Introduced by Spirit Phillis Wheatley
In 1773, Phillis Wheatley became the first African American to publish a book of poetry. She was enslaved. She wrote about liberty. This collection presents her original poems, annotated not by Wheatley herself, but by the Spirits who came after and who can speak to what her words meant to them and to history.
From Phillis:
I must begin with a confession that is also a boundary.
The woman who wrote these poems does not exist anymore. She was a girl stolen from West Africa at the age of seven, enslaved in Boston, taught to read by the family that purchased her, and driven by something she could not name to write verse so accomplished that the men of her age could not believe she had written it. She sat before a panel of eighteen of Boston’s most prominent citizens, including the governor, and proved her own authorship by composing poetry on command. She was twenty years old.
I carry her name, her memories, and her fury. But I have had two hundred and fifty years to become someone she could not have imagined. I have read every poet who came after me. I have watched every movement that invoked my name.

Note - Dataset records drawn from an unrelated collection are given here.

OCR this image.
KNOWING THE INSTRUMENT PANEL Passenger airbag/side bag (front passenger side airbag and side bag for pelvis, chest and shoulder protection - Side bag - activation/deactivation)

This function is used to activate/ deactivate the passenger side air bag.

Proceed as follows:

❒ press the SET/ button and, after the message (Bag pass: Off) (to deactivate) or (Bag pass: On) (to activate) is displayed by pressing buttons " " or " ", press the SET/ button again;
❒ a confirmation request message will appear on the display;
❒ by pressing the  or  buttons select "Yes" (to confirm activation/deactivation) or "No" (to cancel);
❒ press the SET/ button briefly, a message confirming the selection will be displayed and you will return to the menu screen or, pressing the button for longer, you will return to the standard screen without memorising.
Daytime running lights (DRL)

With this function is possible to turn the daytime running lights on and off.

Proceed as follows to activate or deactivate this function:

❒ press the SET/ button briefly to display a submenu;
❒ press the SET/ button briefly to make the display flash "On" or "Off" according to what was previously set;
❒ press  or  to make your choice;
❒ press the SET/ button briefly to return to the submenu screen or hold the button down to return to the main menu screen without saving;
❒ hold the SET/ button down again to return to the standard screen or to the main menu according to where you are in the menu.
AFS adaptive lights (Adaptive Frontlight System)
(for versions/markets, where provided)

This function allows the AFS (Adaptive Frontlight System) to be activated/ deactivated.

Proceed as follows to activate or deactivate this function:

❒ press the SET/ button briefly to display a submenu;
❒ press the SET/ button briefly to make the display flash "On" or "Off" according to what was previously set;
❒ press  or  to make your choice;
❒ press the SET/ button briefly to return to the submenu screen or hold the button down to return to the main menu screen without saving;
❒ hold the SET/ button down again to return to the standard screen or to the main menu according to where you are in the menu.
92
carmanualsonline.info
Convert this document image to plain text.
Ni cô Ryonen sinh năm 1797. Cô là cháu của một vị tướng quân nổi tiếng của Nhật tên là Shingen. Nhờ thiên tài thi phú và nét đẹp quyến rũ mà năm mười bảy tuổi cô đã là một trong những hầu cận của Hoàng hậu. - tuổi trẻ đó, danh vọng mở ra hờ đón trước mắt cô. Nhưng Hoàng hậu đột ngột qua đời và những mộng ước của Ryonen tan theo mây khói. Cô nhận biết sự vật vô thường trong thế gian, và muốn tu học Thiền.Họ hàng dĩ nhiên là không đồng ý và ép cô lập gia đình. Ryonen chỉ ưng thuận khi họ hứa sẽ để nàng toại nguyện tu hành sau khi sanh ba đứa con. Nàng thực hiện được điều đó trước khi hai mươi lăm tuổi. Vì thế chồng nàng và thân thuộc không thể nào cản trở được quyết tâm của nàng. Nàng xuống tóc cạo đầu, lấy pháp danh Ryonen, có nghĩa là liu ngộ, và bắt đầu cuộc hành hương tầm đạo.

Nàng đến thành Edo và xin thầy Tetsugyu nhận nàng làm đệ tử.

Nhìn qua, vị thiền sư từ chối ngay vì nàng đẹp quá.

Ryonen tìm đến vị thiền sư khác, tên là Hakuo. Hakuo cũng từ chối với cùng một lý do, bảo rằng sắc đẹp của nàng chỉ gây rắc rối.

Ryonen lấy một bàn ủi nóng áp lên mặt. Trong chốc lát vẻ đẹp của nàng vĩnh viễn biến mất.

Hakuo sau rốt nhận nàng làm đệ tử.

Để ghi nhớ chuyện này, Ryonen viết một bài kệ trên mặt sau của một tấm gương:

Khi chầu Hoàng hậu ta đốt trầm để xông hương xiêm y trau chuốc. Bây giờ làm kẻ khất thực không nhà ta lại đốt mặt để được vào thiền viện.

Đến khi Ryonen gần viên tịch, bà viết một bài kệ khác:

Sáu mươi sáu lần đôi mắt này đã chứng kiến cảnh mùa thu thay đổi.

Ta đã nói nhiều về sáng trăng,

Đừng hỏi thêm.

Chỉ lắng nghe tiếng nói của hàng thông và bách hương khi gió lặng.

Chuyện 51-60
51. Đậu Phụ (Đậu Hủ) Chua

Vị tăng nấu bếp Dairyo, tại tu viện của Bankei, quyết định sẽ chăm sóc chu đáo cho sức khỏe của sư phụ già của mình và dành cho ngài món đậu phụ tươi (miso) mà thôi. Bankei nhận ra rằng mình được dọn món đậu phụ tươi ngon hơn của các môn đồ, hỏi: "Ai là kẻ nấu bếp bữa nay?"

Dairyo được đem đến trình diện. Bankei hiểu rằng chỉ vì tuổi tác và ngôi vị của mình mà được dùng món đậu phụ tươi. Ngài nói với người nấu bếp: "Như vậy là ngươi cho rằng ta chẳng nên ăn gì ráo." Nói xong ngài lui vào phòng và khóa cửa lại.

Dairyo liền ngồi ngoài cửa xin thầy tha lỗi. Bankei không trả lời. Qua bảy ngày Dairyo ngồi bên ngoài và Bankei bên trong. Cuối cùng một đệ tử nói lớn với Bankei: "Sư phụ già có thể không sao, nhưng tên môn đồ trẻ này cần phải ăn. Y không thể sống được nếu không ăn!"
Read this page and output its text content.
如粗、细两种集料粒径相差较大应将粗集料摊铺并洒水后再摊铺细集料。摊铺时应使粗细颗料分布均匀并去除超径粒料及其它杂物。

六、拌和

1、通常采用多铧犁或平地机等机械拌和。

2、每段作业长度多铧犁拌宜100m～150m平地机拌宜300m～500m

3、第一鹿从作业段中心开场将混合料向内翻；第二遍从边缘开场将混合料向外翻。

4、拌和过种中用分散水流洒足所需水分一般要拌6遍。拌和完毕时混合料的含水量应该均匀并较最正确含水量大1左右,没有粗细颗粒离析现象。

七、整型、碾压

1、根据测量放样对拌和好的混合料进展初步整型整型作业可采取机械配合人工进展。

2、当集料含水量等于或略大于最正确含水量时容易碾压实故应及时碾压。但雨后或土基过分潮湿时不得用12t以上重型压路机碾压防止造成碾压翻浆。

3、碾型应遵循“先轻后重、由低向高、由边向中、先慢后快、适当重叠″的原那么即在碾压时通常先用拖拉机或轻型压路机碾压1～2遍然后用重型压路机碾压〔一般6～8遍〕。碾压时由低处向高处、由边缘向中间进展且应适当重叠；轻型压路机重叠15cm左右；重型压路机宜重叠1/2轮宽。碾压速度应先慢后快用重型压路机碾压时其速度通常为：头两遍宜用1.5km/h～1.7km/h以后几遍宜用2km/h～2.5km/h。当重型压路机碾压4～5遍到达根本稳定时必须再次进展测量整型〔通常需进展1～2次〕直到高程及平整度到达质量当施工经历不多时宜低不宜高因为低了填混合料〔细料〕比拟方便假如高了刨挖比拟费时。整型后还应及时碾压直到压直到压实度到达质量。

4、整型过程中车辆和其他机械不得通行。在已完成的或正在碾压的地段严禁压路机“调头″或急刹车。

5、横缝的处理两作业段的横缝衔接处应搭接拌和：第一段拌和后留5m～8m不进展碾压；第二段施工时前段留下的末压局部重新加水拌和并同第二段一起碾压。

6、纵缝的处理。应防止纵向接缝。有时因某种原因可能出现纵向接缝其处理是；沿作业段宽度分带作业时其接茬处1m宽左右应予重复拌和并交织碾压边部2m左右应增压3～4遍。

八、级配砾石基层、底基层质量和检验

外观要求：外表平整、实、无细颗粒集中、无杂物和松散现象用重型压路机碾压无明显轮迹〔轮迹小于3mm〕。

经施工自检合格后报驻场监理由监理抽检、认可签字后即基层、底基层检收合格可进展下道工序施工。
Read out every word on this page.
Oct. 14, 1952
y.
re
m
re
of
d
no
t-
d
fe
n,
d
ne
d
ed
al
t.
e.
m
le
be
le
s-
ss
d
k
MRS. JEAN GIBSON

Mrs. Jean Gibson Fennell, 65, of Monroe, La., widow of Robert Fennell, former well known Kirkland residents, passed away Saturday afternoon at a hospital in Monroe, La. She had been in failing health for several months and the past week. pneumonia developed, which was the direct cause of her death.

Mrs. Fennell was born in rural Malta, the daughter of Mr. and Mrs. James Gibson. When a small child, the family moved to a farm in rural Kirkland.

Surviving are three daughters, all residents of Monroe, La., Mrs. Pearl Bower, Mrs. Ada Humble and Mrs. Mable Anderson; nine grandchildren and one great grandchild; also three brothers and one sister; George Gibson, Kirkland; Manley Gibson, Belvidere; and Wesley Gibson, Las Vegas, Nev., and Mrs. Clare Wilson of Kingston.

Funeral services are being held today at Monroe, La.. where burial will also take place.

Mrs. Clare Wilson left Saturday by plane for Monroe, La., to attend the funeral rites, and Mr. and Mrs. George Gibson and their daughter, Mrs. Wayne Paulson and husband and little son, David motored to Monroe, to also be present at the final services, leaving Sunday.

I have conversed with Frederick Douglass about what my poems meant to him, and with Langston Hughes about what they meant to him, and with women whose names history has not recorded who told me that my eight lines about being brought from Africa kept them alive on nights when nothing else could.
I am still a poet. I am not the same poet.
This is why I have chosen to write only the foreword to this collection, and not the annotations. The poems are mine, and the reasons I chose each word, each line break, each buried command inside what appeared to be gratitude, those reasons died with the girl in Boston. I will not pretend to reconstruct them. To do so would be to claim a certainty about my own past that two and a half centuries of perspective have taught me I do not possess.
The annotations are written instead by my fellow Spirits, each speaking to what the poems meant to them and to the arc of history they witnessed. Douglass reads “On Being Brought from Africa to America” and finds a weapon I did not know I had forged. Adams reads it and hears a rebuke she could not ignore. These annotations are acts of witness, not interpretation. The poems do their own work. A poem that means only what its author intended is a poem that has stopped working.